I hope my possibly partial answer won't get me jumped, but I have found it incredibly helpful in many situations like yours to locate the term with the appropriate semantics on Wikipedia in a language I speak, which can often times disambiguate it better than a dictionary and provide examples for its use within the article. It worked well for me in many cases where I was unsure which of the many translation for an English term to use.
So, if you want the more formal term of logical implication, or any very specific concept, I navigate to the appropriate page in any of the other languages I speak (I speak five languages and some terms I only know in one of them) and then simply choose the language in which I really want to understand the term and its use, plus surrounding context.
The page https://en.wikipedia.org/wiki/Material_conditional brought me to the Japanese term 論理包含. That's the noun for the concept, though, as a regular dictionary can then verify for you, but you are a lot closer. You can then see the various ways in which the concept is conveyed and look for which verbs are used to express the transitive relationship. Thus, further down the article you will find:
P ⇒ Q(P implies Q、P は Q を包含する)
This way, you can disambiguate the term and find the precise concept in a language you are more comfortable with first. If you just type "implies" in a dictionary then it will look up all other ways in which it is used, not just the one semantic you are trying to describe. There are other, similar terms, such as "indicative conditional" and specifying the precise meaning you want to convey in such an exact manner goes beyond most dictionaries. I am still learning Japanese, but because I am a PhD student I need a lot of technical terms like the one above for which a simple dictionary usually yields the wrong term or I do not know which one to use. I had just read the Japanese article about Boolean logic so I just had to contribute this answer when I saw this question about "implication".
I think this might also be a helpful answer because you asked for an answer without kanji. The nice thing is that virtually all Japanese Wikipedia pages have the kanji and its reading in hiragana in the first sentence with the term, so this might be a good way to satisfy your request:
論理包含(ろんりほうがん、含意(がんい)、内含、英: implication、IMP)は ...
If you are saying that something "means" or is equivalent with something then the simple 意味【いみ】as the other replies have explained much better looks like a more fitting choice. But if it's really important to be precise about it and say something like an animal being a shiba implies that it is a dog (but not the other way around, as would be a logical equivalence) then this might be of interest to you and others looking for ways to express actual implication. I might have misinterpreted your question, but it sounded a little like you were unsatisfied with the term "A means B" because you wanted to express something more akin to formal implication of this sort, so I hope this does not confuse and adds a meaningful addition to the other answers.

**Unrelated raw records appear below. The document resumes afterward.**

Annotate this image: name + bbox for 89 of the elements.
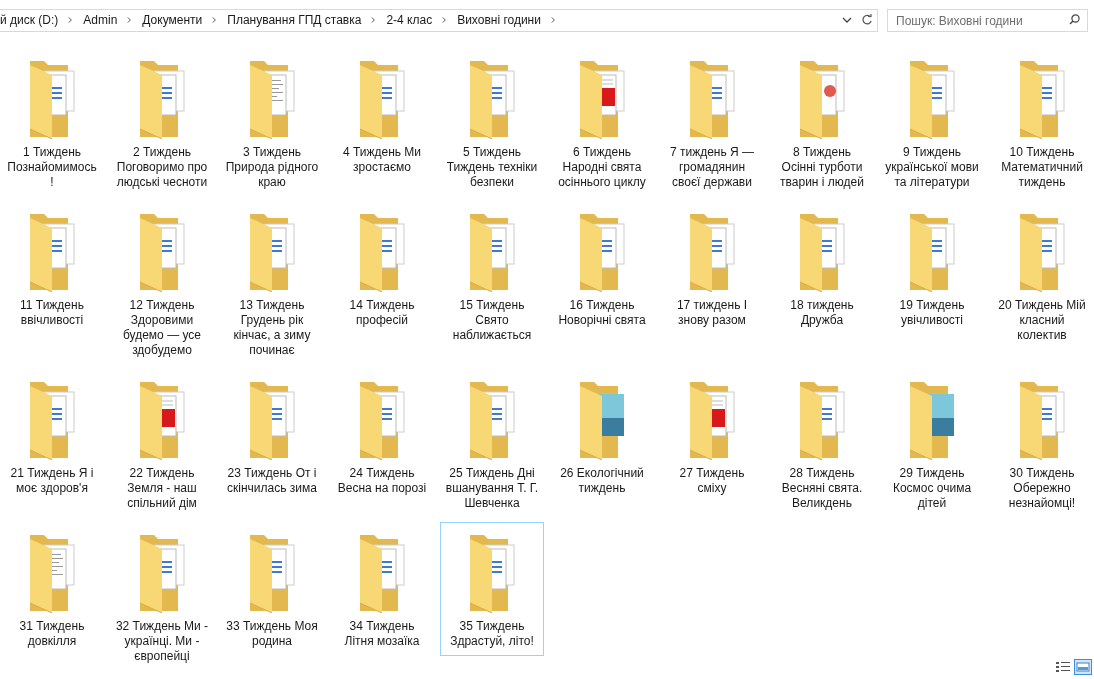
folder-name: 10 Тиждень Математичний тиждень <box>1000 145 1084 190</box>
folder-item[interactable]: 21 Тиждень Я і моє здоров'я <box>0 369 104 503</box>
folder-item[interactable]: 33 Тиждень Моя родина <box>220 522 324 656</box>
chevron-icon[interactable] <box>442 16 448 24</box>
folder-name: 12 Тиждень Здоровими будемо — усе здобудемо <box>122 298 202 358</box>
folder-name: 14 Тиждень професій <box>348 298 416 328</box>
folder-item[interactable]: 14 Тиждень професій <box>330 201 434 335</box>
folder-name: 31 Тиждень довкілля <box>18 619 86 649</box>
folder-name: 33 Тиждень Моя родина <box>225 619 319 649</box>
breadcrumb[interactable]: Admin <box>83 11 118 29</box>
folder-item[interactable]: 1 Тиждень Познайомимось ! <box>0 48 104 197</box>
breadcrumb[interactable]: й диск (D:) <box>0 11 59 29</box>
folder-item[interactable]: 22 Тиждень Земля - наш спільний дім <box>110 369 214 518</box>
folder-item[interactable]: 34 Тиждень Літня мозаїка <box>330 522 434 656</box>
folder-name: 17 тиждень І знову разом <box>675 298 749 328</box>
folder-name: 5 Тиждень Тиждень техніки безпеки <box>445 145 539 190</box>
chevron-icon[interactable] <box>212 16 218 24</box>
folder-name: 3 Тиждень Природа рідного краю <box>224 145 320 190</box>
folder-item[interactable]: 8 Тиждень Осінні турботи тварин і людей <box>770 48 874 197</box>
folder-name: 20 Тиждень Мій класний колектив <box>997 298 1087 343</box>
folder-item[interactable]: 35 Тиждень Здрастуй, літо! <box>440 522 544 656</box>
folder-name: 13 Тиждень Грудень рік кінчає, а зиму починає <box>232 298 312 358</box>
folder-name: 2 Тиждень Поговоримо про людські чесноти <box>115 145 209 190</box>
folder-name: 6 Тиждень Народні свята осіннього циклу <box>557 145 647 190</box>
folder-item[interactable]: 18 тиждень Дружба <box>770 201 874 335</box>
folder-name: 16 Тиждень Новорічні свята <box>557 298 647 328</box>
folder-item[interactable]: 4 Тиждень Ми зростаємо <box>330 48 434 182</box>
folder-name: 7 тиждень Я — громадянин своєї держави <box>668 145 756 190</box>
folder-name: 29 Тиждень Космос очима дітей <box>891 466 973 511</box>
folder-item[interactable]: 12 Тиждень Здоровими будемо — усе здобудемо <box>110 201 214 365</box>
folder-item[interactable]: 9 Тиждень української мови та літератури <box>880 48 984 197</box>
folder-item[interactable]: 15 Тиждень Свято наближається <box>440 201 544 350</box>
folder-item[interactable]: 17 тиждень І знову разом <box>660 201 764 335</box>
folder-item[interactable]: 10 Тиждень Математичний тиждень <box>990 48 1094 197</box>
folder-name: 26 Екологічний тиждень <box>559 466 645 496</box>
folder-name: 21 Тиждень Я і моє здоров'я <box>9 466 95 496</box>
folder-name: 24 Тиждень Весна на порозі <box>336 466 428 496</box>
folder-name: 28 Тиждень Весняні свята. Великдень <box>780 466 864 511</box>
folder-item[interactable]: 23 Тиждень От і скінчилась зима <box>220 369 324 503</box>
folder-item[interactable]: 24 Тиждень Весна на порозі <box>330 369 434 503</box>
folder-item[interactable]: 5 Тиждень Тиждень техніки безпеки <box>440 48 544 197</box>
folder-item[interactable]: 31 Тиждень довкілля <box>0 522 104 656</box>
folder-name: 1 Тиждень Познайомимось ! <box>6 145 98 190</box>
folder-item[interactable]: 20 Тиждень Мій класний колектив <box>990 201 1094 350</box>
folder-item[interactable]: 16 Тиждень Новорічні свята <box>550 201 654 335</box>
folder-item[interactable]: 29 Тиждень Космос очима дітей <box>880 369 984 518</box>
chevron-icon[interactable] <box>127 16 133 24</box>
folder-name: 23 Тиждень От і скінчилась зима <box>226 466 318 496</box>
folder-name: 9 Тиждень української мови та літератури <box>884 145 980 190</box>
folder-name: 35 Тиждень Здрастуй, літо! <box>449 619 535 649</box>
folder-item[interactable]: 25 Тиждень Дні вшанування Т. Г. Шевченка <box>440 369 544 518</box>
folder-item[interactable]: 30 Тиждень Обережно незнайомці! <box>990 369 1094 518</box>
folder-name: 22 Тиждень Земля - наш спільний дім <box>126 466 198 511</box>
folder-item[interactable]: 11 Тиждень ввічливості <box>0 201 104 335</box>
folder-item[interactable]: 2 Тиждень Поговоримо про людські чесноти <box>110 48 214 197</box>
folder-name: 30 Тиждень Обережно незнайомці! <box>1007 466 1077 511</box>
breadcrumb[interactable]: Документи <box>142 11 203 29</box>
folder-item[interactable]: 32 Тиждень Ми - українці. Ми - європейці <box>110 522 214 671</box>
folder-item[interactable]: 28 Тиждень Весняні свята. Великдень <box>770 369 874 518</box>
chevron-icon[interactable] <box>68 16 74 24</box>
folder-name: 32 Тиждень Ми - українці. Ми - європейці <box>114 619 210 664</box>
folder-name: 8 Тиждень Осінні турботи тварин і людей <box>779 145 865 190</box>
folder-item[interactable]: 7 тиждень Я — громадянин своєї держави <box>660 48 764 197</box>
folder-item[interactable]: 26 Екологічний тиждень <box>550 369 654 503</box>
search-icon <box>1069 13 1080 25</box>
folder-name: 11 Тиждень ввічливості <box>19 298 85 328</box>
folder-name: 18 тиждень Дружба <box>789 298 855 328</box>
folder-name: 4 Тиждень Ми зростаємо <box>341 145 423 175</box>
large-icons-view-icon[interactable] <box>1074 659 1092 675</box>
folder-name: 15 Тиждень Свято наближається <box>451 298 533 343</box>
folder-item[interactable]: 3 Тиждень Природа рідного краю <box>220 48 324 197</box>
folder-name: 19 Тиждень увічливості <box>898 298 966 328</box>
breadcrumb[interactable]: Планування ГПД ставка <box>227 11 362 29</box>
folder-item[interactable]: 13 Тиждень Грудень рік кінчає, а зиму починає <box>220 201 324 365</box>
chevron-icon[interactable] <box>550 16 556 24</box>
details-view-icon[interactable] <box>1055 660 1071 674</box>
folder-name: 25 Тиждень Дні вшанування Т. Г. Шевченка <box>444 466 540 511</box>
folder-item[interactable]: 27 Тиждень сміху <box>660 369 764 503</box>
folder-name: 34 Тиждень Літня мозаїка <box>343 619 421 649</box>
breadcrumb[interactable]: Виховні години <box>457 11 541 29</box>
chevron-icon[interactable] <box>371 16 377 24</box>
search-field[interactable]: Пошук: Виховні години <box>887 9 1088 33</box>
folder-item[interactable]: 6 Тиждень Народні свята осіннього циклу <box>550 48 654 197</box>
address-bar[interactable]: й диск (D:) Admin Документи Планування ГПД ставка 2-4 клас Виховні години <box>0 8 878 32</box>
breadcrumb[interactable]: 2-4 клас <box>386 11 433 29</box>
folder-item[interactable]: 19 Тиждень увічливості <box>880 201 984 335</box>
folder-name: 27 Тиждень сміху <box>678 466 746 496</box>
dropdown-icon[interactable] <box>842 17 852 23</box>
refresh-icon[interactable] <box>861 14 873 26</box>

If you are looking for something with more informal nuance of "hint at" it seems the verb "ほのめかす" conveys that. Then there is also 示唆【しさ】する which is more formal to the level of something that would be used to express implication in an article. In the concrete context you provide the former does not fit, but you would probably use it in a context where you want to say that something is not expressly stated but should be read as "reading between the lines". It depends on what kind of "implies" you mean and although your example narrows down which ones you mean, we all sometimes forget all the different contexts in which we use the same word in English but actually convey a subtly different context.
If you want to draw more attention to something "denoting/exemplifying/showing" something else I think the verb 示【しめ】す can be used. This way you can express something like "His title showed/implied his knowledge in the field." as opposed to simply "means" to convey that something has an implication beyond its immediate meaning/definition as you seemed to try to do.